Many people around the world celebrated upon hearing the news that writer/director Cynthia Mort was making a biopic inspired by the life of legendary jazz singer and activist Nina Simone. The celebration quickly turned to disappointment, sadness and outright anger when it was announced that Simone’s character would be played by actress Zoë Saldana. The primary reason for the change in sentiment is the fact that Saldana, a light-skinned Afro-Latina with European features, looks nothing like Simone.
Of course, an actor doesn’t have to actually look like a person to portray him or her. Jamie Foxx and Ray Charles don’t actually favor each other, and no one would ever con- fuse Angela Bassett with Tina Turner in real life. But those actors managed to capture the essence of their characters, the thing that made them worth capturing in the first place: Ray Charles’ tortured genius; Tina Turner’s quiet strength.

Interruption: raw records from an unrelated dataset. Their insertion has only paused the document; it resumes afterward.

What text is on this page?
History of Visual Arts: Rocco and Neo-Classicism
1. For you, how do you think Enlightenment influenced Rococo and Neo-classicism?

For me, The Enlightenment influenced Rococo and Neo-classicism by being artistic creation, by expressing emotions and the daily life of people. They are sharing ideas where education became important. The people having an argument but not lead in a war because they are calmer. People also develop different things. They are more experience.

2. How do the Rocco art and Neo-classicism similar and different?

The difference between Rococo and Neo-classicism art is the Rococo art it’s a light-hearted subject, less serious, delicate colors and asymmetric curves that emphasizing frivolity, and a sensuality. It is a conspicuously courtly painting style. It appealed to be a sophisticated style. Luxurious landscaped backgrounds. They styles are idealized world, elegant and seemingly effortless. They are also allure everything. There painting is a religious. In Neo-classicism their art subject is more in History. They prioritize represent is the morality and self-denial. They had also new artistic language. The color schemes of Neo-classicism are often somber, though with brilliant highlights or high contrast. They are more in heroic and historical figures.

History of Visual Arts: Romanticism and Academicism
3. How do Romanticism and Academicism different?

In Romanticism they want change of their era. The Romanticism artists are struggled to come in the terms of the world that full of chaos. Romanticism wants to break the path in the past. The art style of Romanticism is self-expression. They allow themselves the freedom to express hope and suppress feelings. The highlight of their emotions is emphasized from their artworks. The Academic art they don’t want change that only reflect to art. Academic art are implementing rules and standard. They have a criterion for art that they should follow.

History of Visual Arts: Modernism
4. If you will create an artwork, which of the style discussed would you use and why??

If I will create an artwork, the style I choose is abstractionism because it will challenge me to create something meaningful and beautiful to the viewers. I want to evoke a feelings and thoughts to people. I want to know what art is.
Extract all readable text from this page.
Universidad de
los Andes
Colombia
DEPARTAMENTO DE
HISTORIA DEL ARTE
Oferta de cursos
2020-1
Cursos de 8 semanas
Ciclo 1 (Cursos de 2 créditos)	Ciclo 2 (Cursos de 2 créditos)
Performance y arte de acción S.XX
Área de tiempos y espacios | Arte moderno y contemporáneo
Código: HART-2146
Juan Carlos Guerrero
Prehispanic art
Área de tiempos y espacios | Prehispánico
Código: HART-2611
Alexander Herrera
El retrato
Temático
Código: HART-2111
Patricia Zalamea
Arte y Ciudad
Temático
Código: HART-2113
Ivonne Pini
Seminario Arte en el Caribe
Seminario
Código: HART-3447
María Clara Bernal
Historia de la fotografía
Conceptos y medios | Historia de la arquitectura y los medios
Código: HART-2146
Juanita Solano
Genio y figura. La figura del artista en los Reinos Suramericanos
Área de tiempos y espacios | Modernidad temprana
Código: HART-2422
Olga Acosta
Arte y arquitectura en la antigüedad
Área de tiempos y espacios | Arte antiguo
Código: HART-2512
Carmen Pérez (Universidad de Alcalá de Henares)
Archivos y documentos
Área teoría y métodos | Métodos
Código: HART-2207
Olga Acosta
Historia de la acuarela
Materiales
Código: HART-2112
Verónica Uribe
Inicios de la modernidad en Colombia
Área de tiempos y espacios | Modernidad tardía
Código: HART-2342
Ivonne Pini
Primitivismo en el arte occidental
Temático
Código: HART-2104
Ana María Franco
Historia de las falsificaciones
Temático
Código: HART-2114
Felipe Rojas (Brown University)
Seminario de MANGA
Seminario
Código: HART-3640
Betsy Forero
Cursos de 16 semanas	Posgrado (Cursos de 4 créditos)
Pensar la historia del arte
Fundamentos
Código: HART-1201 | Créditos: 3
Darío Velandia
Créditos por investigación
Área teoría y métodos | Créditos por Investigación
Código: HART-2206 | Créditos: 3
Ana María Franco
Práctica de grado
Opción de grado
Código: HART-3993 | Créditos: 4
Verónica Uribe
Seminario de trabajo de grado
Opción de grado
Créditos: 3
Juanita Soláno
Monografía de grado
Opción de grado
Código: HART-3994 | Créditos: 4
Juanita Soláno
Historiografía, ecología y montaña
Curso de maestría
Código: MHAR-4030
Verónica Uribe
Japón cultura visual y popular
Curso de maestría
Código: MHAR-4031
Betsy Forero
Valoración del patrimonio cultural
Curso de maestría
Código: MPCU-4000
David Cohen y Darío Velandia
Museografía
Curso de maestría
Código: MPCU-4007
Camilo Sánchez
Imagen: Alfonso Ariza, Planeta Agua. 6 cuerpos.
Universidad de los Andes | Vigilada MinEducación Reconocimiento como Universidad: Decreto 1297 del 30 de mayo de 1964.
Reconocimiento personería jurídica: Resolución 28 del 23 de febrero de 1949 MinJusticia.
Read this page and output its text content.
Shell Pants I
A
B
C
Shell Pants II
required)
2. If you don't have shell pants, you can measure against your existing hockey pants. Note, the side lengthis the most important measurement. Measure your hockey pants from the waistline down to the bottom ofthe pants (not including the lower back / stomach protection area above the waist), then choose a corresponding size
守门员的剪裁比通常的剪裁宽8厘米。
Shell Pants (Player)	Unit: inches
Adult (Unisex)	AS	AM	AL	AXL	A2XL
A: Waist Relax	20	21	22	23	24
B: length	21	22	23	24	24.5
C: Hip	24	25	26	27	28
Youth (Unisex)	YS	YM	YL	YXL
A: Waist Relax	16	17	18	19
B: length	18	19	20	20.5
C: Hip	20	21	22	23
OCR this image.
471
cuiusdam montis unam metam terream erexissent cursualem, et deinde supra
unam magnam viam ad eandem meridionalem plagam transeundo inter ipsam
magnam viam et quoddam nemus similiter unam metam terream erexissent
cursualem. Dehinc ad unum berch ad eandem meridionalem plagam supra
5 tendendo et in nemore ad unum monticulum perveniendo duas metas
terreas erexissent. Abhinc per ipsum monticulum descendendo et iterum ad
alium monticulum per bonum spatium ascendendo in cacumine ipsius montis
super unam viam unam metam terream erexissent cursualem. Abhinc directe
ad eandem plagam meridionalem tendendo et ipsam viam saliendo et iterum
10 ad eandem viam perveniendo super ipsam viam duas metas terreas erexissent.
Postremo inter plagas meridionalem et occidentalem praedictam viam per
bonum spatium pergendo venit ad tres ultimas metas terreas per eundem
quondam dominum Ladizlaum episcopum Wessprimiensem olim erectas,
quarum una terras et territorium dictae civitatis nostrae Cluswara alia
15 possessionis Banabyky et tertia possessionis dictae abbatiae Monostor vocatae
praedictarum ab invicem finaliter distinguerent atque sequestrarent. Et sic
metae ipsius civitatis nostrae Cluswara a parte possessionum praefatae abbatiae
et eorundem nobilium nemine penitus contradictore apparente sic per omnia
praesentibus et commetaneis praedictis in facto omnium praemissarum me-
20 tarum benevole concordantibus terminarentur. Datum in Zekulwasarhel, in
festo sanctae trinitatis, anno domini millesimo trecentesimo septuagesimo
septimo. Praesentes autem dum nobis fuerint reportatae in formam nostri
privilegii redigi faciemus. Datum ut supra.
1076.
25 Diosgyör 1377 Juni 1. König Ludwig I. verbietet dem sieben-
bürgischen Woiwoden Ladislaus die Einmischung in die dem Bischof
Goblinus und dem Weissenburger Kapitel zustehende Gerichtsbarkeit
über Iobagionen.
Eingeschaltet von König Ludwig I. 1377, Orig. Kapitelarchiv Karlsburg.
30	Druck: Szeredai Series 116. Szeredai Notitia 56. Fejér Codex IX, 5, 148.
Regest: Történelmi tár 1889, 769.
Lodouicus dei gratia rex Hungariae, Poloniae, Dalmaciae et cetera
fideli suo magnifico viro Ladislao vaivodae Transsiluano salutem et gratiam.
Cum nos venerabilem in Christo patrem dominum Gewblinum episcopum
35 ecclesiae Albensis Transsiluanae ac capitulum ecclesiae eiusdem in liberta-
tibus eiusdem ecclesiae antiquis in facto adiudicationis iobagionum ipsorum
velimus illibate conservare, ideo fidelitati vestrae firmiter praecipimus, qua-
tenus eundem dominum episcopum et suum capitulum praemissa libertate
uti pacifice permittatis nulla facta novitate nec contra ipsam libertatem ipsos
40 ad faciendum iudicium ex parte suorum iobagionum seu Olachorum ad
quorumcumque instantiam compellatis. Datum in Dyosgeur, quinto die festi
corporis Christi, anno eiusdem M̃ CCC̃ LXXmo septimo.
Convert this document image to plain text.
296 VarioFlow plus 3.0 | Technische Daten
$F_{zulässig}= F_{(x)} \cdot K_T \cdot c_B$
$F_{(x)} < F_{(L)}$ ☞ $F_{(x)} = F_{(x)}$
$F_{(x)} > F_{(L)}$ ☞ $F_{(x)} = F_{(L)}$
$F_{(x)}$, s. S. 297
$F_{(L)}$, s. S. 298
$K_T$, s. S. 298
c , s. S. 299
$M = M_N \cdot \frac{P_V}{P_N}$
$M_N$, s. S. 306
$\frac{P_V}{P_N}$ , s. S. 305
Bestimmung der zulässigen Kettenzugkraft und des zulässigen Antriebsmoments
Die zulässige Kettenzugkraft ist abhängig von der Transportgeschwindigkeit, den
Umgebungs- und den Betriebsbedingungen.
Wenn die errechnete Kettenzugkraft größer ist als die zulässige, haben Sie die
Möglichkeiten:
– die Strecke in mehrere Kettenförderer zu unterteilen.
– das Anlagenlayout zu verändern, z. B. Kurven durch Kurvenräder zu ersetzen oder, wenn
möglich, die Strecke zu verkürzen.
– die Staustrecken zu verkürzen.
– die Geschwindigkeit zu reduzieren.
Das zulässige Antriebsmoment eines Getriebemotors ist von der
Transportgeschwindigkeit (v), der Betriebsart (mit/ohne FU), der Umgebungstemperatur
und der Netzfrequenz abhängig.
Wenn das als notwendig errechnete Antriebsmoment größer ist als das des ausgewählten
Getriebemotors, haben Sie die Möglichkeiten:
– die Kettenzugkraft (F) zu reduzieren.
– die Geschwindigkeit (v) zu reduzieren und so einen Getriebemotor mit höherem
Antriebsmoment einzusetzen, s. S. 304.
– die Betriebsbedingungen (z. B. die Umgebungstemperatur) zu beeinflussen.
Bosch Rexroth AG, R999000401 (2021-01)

In the case of Simone, much of her legacy is tied to her appearance. In the late 1950s and throughout the 1960s when Blacks were straightening their hair and bleaching their skin, Simone had the courage to fully embrace her beautiful dark skin, kinky hair, full lips and wide nose without apology. Simone’s mind, body and spirit were a fierce challenge to the logic of White supremacy. Even her music, embodied in classic songs such as “Images” or “Four Women,” was a courageous testimony of life in a body hated by Whites and Blacks because it was the wrong gender and the wrong color.
Simone was a figure of hope and possibility to generations of women who were told that their faces were too dark, their noses too wide and their hair too nappy to be considered beautiful.
But even if Saldana manages to look like Simone, it still leaves another question: Why not just hire a dark-skinned actress? Surely, this is what Simone would have wanted. Before her death in 2003 at age 70, the singer herself said that she wanted Oscar-winner Whoopi Goldberg to play her in the movie. This wasn’t just because of Goldberg’s talent, but because she actually had features similar to Simone’s. In addition to Goldberg, an entirely new generation of artists such as Tony Award- winning- and Oscar-nominated actress Viola Davis, actress Adepero Oduye, or singers Lauryn Hill or India.Arie could have played Simone. There is no greater evidence of how tragic things are for dark-skinned women in Hollywood than the fact that they can’t even get hired to play dark-skinned women.
This is not a slight against Saldana, an incredibly beautiful and gifted actress in her own right. This is also not a dismissal of the plight of light-skinned sisters, who have not been shielded from the pain and trauma of racism and colorism in this country.
This is about defending the character of Simone’s story and the integrity of her memory. This is about holding Hollywood accountable for the stories it tells and holding ourselves accountable for the stories we allow to be told. Most important, this is about honoring a woman who once proudly declared, “I’ve never changed my hair. I’ve never changed my color, I have always been proud of myself, and my fans are proud of me for remaining the way I’ve always been.” If only Hollywood had the same respect for Simone that she had for herself.